「ブックカバー・チャレンジ」のニュータウン版、本日は『日本のニュータウン開発』(1984年 都市文化社、住田昌二編著)です。サブタイトルに『千里ニュータウンの地域計画学的研究』とあるように、中身はほぼ千里の総括がメイン。1984年という発刊のタイミングがポイントで、この本は千里開発の反省に切り込みつつ、「ルーチン化」して全国に広がりつつあった後続ニュータウンの計画に警鐘を鳴らす、両にらみの狙いが込められています。
千里ニュータウンは「まちびらき」から22年。開発の興奮は過ぎ去り、まだ「オールドタウン」とも言われていず、日本経済は泣きたくなるほど好調で、まだバブルの狂躁にも至っていない、「安定巡航」の時期でした。そして日本中では「量の時代は過ぎた。これからは質の時代だ、個性化だ」と言われつつ、ニュータウンの建設がまだ活発に続いていました。昭和最後の栄光期だったと言ってもいいでしょう。

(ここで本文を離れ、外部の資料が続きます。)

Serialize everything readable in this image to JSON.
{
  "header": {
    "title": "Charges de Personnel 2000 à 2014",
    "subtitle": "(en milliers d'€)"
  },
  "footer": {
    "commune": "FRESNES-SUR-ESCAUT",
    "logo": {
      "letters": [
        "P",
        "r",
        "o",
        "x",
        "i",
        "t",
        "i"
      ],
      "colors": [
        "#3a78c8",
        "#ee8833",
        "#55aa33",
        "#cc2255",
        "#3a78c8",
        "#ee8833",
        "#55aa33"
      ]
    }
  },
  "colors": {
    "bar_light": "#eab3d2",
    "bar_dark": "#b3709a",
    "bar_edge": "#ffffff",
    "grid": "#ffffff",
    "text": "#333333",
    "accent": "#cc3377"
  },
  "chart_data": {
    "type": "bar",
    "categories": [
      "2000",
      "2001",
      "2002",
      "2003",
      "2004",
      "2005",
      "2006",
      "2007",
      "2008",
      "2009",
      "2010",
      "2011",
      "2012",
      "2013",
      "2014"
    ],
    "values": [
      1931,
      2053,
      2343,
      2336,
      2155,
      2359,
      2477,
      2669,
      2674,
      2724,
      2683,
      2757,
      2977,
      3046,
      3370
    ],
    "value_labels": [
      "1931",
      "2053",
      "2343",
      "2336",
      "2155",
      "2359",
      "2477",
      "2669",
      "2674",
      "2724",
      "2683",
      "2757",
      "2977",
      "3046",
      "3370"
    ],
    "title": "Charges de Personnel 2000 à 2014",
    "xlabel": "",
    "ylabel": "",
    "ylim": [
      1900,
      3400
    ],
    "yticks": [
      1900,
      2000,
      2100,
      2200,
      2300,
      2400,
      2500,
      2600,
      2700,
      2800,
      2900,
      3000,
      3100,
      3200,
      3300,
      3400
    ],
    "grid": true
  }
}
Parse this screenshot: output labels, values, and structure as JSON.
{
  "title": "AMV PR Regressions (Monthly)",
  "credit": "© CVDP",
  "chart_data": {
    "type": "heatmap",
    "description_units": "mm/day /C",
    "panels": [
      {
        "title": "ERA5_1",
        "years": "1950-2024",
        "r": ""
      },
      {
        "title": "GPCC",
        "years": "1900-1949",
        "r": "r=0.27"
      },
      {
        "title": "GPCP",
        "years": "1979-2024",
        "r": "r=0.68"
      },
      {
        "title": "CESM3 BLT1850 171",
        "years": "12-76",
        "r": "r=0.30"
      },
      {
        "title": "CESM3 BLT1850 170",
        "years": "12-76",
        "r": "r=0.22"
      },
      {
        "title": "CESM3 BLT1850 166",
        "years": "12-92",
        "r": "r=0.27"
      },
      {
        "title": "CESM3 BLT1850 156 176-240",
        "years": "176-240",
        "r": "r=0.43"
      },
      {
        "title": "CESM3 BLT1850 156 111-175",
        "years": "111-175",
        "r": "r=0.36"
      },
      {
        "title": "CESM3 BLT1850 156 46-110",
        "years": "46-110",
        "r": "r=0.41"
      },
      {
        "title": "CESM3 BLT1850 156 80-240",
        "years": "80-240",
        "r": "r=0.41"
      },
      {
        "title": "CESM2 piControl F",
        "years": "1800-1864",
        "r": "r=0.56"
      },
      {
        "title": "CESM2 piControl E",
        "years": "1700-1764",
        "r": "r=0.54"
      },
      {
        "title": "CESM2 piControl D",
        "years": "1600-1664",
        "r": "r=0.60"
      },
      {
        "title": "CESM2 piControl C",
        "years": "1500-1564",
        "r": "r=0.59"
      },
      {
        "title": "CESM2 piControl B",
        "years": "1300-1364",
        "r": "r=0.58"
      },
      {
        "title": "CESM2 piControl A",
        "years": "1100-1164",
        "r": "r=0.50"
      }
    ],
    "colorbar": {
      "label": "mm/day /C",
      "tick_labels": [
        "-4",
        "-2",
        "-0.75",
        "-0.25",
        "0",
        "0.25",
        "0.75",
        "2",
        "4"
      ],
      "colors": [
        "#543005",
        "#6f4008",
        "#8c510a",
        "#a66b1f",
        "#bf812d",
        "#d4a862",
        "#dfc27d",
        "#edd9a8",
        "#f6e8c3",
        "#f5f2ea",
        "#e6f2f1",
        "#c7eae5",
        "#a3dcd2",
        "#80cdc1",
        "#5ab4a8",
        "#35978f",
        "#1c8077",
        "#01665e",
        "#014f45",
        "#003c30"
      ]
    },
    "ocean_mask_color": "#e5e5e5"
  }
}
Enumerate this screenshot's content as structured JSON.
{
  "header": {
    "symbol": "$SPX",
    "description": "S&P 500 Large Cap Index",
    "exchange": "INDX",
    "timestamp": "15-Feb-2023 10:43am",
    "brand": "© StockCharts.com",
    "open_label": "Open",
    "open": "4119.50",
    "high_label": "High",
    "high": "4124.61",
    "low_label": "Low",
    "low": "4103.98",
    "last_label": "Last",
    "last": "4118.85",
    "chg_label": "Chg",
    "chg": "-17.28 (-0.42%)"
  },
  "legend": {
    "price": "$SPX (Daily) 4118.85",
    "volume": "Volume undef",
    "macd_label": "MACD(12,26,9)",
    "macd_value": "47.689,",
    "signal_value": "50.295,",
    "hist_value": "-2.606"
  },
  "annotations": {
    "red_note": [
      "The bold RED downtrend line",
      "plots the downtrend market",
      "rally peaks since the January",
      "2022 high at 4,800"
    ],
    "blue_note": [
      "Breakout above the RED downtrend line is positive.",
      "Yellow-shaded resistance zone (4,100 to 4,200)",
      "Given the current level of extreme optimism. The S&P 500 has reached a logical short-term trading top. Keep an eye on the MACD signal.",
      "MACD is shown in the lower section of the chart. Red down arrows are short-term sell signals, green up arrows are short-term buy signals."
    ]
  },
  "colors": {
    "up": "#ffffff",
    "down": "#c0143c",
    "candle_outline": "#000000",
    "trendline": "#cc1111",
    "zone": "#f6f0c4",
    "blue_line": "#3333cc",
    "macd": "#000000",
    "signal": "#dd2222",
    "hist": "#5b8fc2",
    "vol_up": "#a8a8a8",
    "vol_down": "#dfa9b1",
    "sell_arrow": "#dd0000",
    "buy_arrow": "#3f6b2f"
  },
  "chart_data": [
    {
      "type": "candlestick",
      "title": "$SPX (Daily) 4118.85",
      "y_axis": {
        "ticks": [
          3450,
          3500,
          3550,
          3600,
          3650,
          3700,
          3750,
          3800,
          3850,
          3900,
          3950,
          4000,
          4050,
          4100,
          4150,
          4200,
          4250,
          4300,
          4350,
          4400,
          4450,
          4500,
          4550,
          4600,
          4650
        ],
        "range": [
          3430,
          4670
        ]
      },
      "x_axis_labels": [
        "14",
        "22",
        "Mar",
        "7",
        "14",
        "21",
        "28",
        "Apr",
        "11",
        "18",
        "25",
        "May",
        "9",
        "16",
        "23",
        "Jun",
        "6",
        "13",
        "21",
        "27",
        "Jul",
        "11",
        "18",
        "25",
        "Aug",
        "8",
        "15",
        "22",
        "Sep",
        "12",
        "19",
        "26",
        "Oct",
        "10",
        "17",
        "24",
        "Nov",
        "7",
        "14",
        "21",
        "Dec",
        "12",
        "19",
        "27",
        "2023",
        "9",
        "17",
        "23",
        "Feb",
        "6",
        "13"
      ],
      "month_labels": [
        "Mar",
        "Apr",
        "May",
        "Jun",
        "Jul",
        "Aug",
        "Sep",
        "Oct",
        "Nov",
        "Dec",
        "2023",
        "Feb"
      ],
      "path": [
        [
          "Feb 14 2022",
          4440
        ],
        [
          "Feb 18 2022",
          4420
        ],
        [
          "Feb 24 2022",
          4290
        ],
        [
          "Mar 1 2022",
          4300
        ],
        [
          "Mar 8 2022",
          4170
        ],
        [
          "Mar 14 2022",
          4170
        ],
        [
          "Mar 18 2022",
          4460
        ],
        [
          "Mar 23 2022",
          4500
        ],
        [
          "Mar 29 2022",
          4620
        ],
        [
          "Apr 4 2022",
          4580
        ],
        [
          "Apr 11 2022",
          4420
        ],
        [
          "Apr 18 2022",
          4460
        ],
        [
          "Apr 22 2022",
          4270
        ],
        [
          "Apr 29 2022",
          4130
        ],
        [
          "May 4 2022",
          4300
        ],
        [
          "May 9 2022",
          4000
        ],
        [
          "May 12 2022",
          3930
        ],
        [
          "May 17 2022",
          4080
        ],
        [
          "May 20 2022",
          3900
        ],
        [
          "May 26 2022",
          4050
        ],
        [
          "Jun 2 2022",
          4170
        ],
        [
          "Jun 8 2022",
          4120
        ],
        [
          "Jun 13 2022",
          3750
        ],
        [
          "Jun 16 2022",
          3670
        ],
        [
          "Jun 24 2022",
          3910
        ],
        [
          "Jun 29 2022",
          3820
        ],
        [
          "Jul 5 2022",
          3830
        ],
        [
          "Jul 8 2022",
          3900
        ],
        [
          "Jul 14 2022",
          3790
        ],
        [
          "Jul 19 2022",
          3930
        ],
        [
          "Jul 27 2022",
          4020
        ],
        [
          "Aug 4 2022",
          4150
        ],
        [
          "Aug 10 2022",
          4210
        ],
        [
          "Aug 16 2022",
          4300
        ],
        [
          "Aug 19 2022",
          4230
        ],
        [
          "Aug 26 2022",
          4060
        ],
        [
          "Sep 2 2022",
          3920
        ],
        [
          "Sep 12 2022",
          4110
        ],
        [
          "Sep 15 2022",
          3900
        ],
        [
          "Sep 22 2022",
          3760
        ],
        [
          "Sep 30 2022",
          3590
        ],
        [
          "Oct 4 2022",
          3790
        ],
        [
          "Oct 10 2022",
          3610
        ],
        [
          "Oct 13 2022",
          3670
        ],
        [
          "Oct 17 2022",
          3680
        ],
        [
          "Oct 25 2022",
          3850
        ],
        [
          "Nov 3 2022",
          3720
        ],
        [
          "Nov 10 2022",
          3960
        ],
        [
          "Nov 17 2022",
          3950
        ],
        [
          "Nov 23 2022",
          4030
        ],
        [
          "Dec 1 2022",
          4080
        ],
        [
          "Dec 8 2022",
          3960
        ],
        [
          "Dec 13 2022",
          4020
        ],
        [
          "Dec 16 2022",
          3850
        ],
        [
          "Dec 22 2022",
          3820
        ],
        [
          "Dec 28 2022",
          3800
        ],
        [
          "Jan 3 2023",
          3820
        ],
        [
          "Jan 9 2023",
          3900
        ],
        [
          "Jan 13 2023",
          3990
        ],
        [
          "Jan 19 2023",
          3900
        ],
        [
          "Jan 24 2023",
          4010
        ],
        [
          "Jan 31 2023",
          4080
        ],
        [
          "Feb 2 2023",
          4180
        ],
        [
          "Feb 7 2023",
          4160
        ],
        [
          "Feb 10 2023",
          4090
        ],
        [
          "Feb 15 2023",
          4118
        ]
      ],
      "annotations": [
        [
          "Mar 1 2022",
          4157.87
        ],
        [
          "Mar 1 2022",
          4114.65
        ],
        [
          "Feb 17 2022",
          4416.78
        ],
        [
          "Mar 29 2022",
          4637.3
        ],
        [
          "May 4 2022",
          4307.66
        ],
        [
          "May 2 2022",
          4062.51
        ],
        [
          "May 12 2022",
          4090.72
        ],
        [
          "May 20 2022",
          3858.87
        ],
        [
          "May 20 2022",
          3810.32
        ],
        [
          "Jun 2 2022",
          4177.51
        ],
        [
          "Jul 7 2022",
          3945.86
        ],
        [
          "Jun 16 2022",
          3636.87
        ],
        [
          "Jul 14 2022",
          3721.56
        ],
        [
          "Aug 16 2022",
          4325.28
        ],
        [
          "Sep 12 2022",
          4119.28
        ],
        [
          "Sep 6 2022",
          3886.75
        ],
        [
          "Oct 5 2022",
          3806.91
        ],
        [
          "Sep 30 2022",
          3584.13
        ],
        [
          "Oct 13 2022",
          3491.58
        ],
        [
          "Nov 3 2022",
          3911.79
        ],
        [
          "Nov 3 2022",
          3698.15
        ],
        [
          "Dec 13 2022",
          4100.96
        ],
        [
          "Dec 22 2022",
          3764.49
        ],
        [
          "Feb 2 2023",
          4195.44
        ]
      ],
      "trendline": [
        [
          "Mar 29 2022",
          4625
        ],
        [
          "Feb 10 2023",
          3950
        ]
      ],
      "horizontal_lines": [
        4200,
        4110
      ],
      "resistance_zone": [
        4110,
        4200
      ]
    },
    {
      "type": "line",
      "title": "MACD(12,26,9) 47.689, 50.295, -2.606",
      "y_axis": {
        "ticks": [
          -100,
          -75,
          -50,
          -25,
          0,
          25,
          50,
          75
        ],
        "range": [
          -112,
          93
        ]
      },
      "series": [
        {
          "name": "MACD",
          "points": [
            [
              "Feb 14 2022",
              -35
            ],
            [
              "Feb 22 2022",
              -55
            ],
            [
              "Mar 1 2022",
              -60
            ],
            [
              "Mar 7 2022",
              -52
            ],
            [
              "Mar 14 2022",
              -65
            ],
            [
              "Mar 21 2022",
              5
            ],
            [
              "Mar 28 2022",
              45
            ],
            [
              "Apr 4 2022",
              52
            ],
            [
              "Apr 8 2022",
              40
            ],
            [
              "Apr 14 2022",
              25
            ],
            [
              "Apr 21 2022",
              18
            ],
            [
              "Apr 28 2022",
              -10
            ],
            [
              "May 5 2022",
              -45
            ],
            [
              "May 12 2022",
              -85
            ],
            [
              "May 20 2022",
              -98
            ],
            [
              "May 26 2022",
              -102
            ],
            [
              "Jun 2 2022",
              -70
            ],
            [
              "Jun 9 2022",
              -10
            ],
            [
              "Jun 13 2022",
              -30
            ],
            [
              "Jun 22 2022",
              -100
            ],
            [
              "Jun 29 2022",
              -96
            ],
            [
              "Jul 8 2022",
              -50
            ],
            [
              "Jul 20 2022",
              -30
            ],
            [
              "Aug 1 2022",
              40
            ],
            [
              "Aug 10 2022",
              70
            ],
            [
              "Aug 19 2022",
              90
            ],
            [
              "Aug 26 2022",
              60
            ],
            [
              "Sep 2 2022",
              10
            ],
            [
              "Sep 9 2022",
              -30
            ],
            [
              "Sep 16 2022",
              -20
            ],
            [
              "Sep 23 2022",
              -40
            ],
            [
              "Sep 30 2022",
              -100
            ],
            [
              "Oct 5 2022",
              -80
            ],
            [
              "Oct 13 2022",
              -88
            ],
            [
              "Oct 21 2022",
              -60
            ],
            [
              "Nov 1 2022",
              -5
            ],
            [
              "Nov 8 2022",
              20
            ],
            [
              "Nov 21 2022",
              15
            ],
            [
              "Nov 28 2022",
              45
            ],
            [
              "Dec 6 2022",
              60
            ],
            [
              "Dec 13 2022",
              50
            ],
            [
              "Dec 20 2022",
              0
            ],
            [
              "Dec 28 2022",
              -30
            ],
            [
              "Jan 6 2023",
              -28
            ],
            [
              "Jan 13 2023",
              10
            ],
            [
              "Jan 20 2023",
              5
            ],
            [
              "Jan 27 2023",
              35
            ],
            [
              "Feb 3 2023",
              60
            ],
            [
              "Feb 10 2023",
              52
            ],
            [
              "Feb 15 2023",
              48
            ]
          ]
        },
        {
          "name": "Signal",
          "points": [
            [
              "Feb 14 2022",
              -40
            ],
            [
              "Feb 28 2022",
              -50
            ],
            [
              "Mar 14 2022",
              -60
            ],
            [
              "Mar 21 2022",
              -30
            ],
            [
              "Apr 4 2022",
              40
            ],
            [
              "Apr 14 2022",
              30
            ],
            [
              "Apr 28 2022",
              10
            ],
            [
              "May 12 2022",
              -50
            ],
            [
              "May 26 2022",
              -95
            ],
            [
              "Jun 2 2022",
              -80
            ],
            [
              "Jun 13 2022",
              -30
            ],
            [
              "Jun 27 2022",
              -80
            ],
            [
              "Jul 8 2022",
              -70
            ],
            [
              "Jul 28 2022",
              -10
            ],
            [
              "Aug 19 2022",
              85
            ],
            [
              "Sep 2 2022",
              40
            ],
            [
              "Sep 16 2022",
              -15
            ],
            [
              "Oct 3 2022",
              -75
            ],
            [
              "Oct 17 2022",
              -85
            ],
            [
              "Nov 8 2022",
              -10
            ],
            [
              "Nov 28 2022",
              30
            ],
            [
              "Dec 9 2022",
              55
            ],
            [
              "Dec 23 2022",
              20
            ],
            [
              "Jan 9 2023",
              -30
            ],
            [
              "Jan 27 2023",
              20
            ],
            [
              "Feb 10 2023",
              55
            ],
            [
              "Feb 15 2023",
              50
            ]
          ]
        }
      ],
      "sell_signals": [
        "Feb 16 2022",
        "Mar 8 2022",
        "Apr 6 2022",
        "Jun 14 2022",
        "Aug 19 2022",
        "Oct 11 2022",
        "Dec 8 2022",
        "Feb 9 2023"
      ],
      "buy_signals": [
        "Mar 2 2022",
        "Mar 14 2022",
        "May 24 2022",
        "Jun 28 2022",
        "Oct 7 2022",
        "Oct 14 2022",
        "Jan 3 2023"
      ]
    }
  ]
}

そこに(千里ニュータウン開発に関わった当事者たちの自省もこめて)、思いきり「あれでよかったのか?」と検証を加えた一冊です。
当事者たちも交えての検証だけに、その指摘は36年後の今読んでもリアルで鋭いです。その反省は、計画だけでなく、その後の運営・財政にも及んでいます。大阪府と地元2市との関係は、どうあるべきだったのか?「千里市」を独立させるべきだったのか?ニュータウンを既存地元市に「とけこませる」ことなど、可能だったのか?永続的な担い手となる住民の声に、バトンはちゃんと渡せているのか?いったい誰が、この巨大なコミュニティを運営していくのか?
千里はすっかり成功事例として認識され、ブランド化され、後続の計画者の間には「千里信仰」すら生みましたが、当事者にとっては十分な検証もなされないまま「千里方式」としてつぎつぎにニュータウンが広がっていったことには「あせり」も感じたのだと思います。同じ計画者で、同じやり方を踏襲した泉北さえ、千里と同じようにいっていないことは、この本の中でもすでに指摘されています。本当にこれでいいのか?
興味深いことは、この約20年後に活発化する「再生論議」の中で出てくる視点が、この時点で一通り出ていることです。
旧著なので入手手段はネットなどに限られますが、千里近辺の図書館、千里ニュータウン情報館などでは揃えているところが多いでしょう。